Ten moment przychodzi w życiu każdego biegacza. Zwłaszcza na początku, kiedy pierwsze spektakularne efekty przyszły szybko, a na kolejne… trzeba czekać. Waga stoi, zmian na ciele nie widać. Jeśli dodać do tego deszcz, zakwasy lub ciekawy program w telewizji, to motywacja do wyjścia na trening znacznie spada. Jak pokonać zniechęcenie i podtrzymać systematyczność treningów? Sprawdź kilka motywacyjnych sztuczek.

1: wizualizuj cel

Decyzja o rozpoczęciu treningu na 99% zapadła zmyślą o jakimś celu. Niech to będzie utarta zbędnych kilogramów, poprawa kondycji, przygotowanie do przyszłorocznego maratonu itp. Dobrze jest zdać sobie sprawę, że jeśli naprawdę chce się w przyszłym sezonie hasać bez kompleksów po plaży w bikini lub szortach, to tak naprawdę chce się wyjść na trening.

2: monitoruj bieg

Zastosuj na sobie podstawowe techniki grywalizacji. Pobierz aplikację na telefon, dzięki której będziesz monitorować wszystkie statystyki treningu. Efekty każdego biegu będą widoczne na ekranie. Następnym razem próbuj poprawić swoje osiągi, rywalizuj sam ze sobą.
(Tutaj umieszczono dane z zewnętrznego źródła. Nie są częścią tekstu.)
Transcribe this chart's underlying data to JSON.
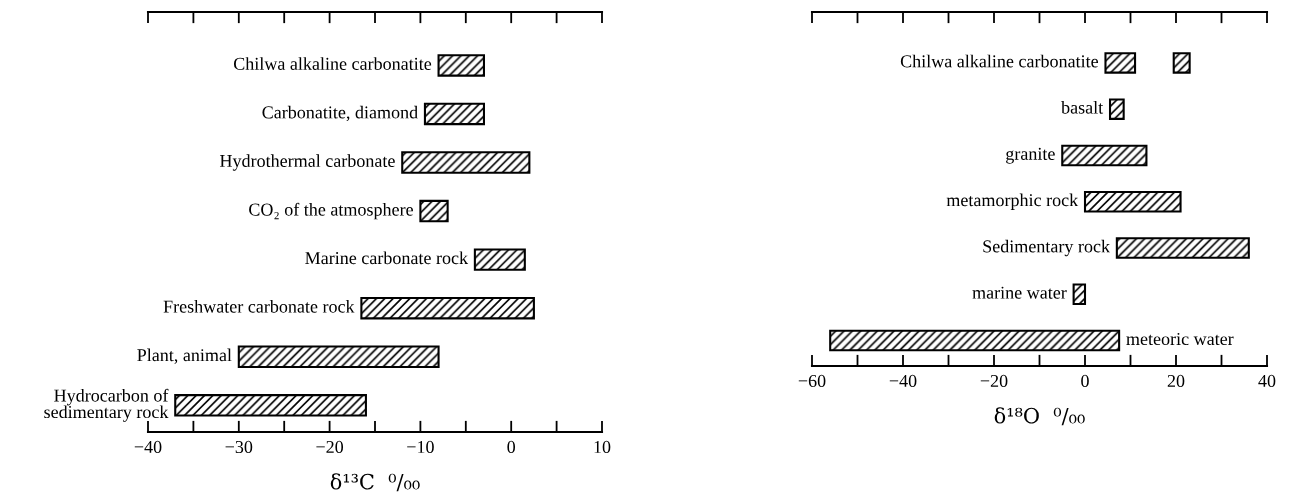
{
  "chart_data": [
    {
      "type": "bar",
      "orientation": "horizontal",
      "xlabel": "δ¹³C  ⁰/₀₀",
      "categories": [
        "Chilwa alkaline carbonatite",
        "Carbonatite, diamond",
        "Hydrothermal carbonate",
        "CO₂ of the atmosphere",
        "Marine carbonate rock",
        "Freshwater carbonate rock",
        "Plant, animal",
        "Hydrocarbon of\nsedimentary rock"
      ],
      "series": [
        {
          "color": "#000000",
          "base": [
            -8,
            -9.5,
            -12,
            -10,
            -4,
            -16.5,
            -30,
            -37
          ],
          "values": [
            5,
            6.5,
            14,
            3,
            5.5,
            19,
            22,
            21
          ]
        }
      ],
      "xlim": [
        -40,
        10
      ],
      "xticks": [
        -40,
        {
          "value": -35,
          "label": null
        },
        -30,
        {
          "value": -25,
          "label": null
        },
        -20,
        {
          "value": -15,
          "label": null
        },
        -10,
        {
          "value": -5,
          "label": null
        },
        0,
        {
          "value": 5,
          "label": null
        },
        10
      ],
      "grid": false,
      "legend": false
    },
    {
      "type": "bar",
      "orientation": "horizontal",
      "xlabel": "δ¹⁸O  ⁰/₀₀",
      "categories": [
        "Chilwa alkaline carbonatite",
        "basalt",
        "granite",
        "metamorphic rock",
        "Sedimentary rock",
        "marine water",
        "meteoric water"
      ],
      "series": [
        {
          "color": "#000000",
          "base": [
            4.5,
            5.5,
            -5,
            0,
            7,
            -2.5,
            -56
          ],
          "values": [
            6.5,
            3,
            18.5,
            21,
            29,
            2.5,
            63.5
          ]
        },
        {
          "color": "#000000",
          "base": [
            19.5,
            null,
            null,
            null,
            null,
            null,
            null
          ],
          "values": [
            3.5,
            null,
            null,
            null,
            null,
            null,
            null
          ]
        }
      ],
      "xlim": [
        -60,
        40
      ],
      "xticks": [
        -60,
        {
          "value": -50,
          "label": null
        },
        -40,
        {
          "value": -30,
          "label": null
        },
        -20,
        {
          "value": -10,
          "label": null
        },
        0,
        {
          "value": 10,
          "label": null
        },
        20,
        {
          "value": 30,
          "label": null
        },
        40
      ],
      "grid": false,
      "legend": false
    }
  ]
}
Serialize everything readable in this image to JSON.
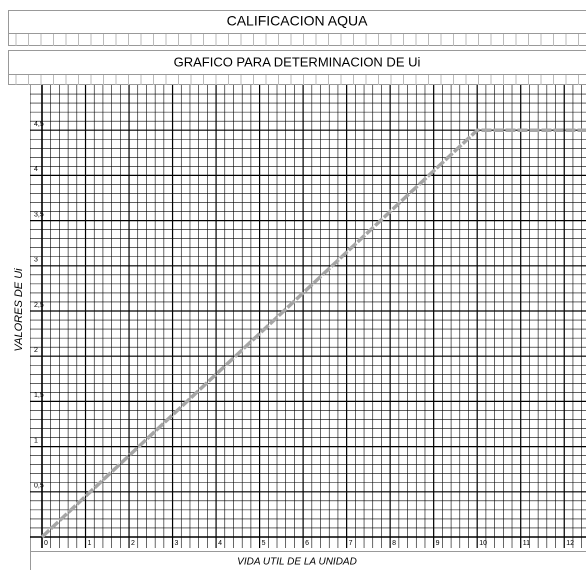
{
  "chart_data": {
    "type": "line",
    "title": "CALIFICACION AQUA",
    "subtitle": "GRAFICO PARA DETERMINACION DE Ui",
    "x_label": "VIDA UTIL DE LA UNIDAD",
    "y_label": "VALORES DE Ui",
    "x": [
      0,
      10,
      12.5
    ],
    "series": [
      {
        "name": "Ui",
        "color": "#a6a6a6",
        "values": [
          0,
          4.5,
          4.5
        ]
      }
    ],
    "xlim": [
      0,
      12.5
    ],
    "xticks": [
      0,
      1,
      2,
      3,
      4,
      5,
      6,
      7,
      8,
      9,
      10,
      11,
      12
    ],
    "ylim": [
      0,
      5
    ],
    "yticks": [
      {
        "value": 0.5,
        "label": "0,5"
      },
      1,
      {
        "value": 1.5,
        "label": "1,5"
      },
      2,
      {
        "value": 2.5,
        "label": "2,5"
      },
      3,
      {
        "value": 3.5,
        "label": "3,5"
      },
      4,
      {
        "value": 4.5,
        "label": "4,5"
      }
    ],
    "grid": true
  }
}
Jeśli obawiasz się, że bieganie z telefonem nie będzie należało do najwygodniejszych, to żadna wymówka. W dobrym sklepie sportowym znajdziesz spodnie lub bluzę do biegania z wygodnymi kieszeniami.

3: dobre buty

Mówi się, że do biegania nie jest potrzebne nic więcej, poza wytrwałością i dobrymi chęciami. To nie do końca prawda. Niezbędne są także buty do biegania. Jeśli nie możesz się zmotywować do treningu przez ból stóp w trakcie biegu to znak, że trzeba zmienić obuwie. Niekoniecznie takie, które kosztować będzie połowę pensji, ale na pewno te, które będą amortyzować bieg i dobrze wspierać stopę.

4: często zmieniaj trasy

Po kilku treningach po regularnej trasie będziesz biegać nawet z zamkniętymi oczami. Dlatego, gdy nadejdzie znużenie treningami siądź z mapą i wyznacz sobie nową ścieżkę. Idealnie nadają się leśne dukty, bo natura nie pozwala się nudzić.

W wolny dzień dobrze jest pojechać także w zupełne nieznane miejsce, np. do sąsiedniego miasta. Nie musi to być na drugim końcu kraju. Wystarczy miejsce, w którym nie bywa się często. To okazja by pozwiedzać i poznać nowe miejsca.   

5: dodaj inne aktywności

Jeśli nuży Cię bieganie, to dołącz do treningów np. stretching czy taniec. Po prostu pobiegnij na siłownię plenerową, w ulubione miejsce lasu czy na siłownię lub salę fitness. W ten sposób treningi staną się bardziej urozmaicone, a trening biegowy będzie zaliczony.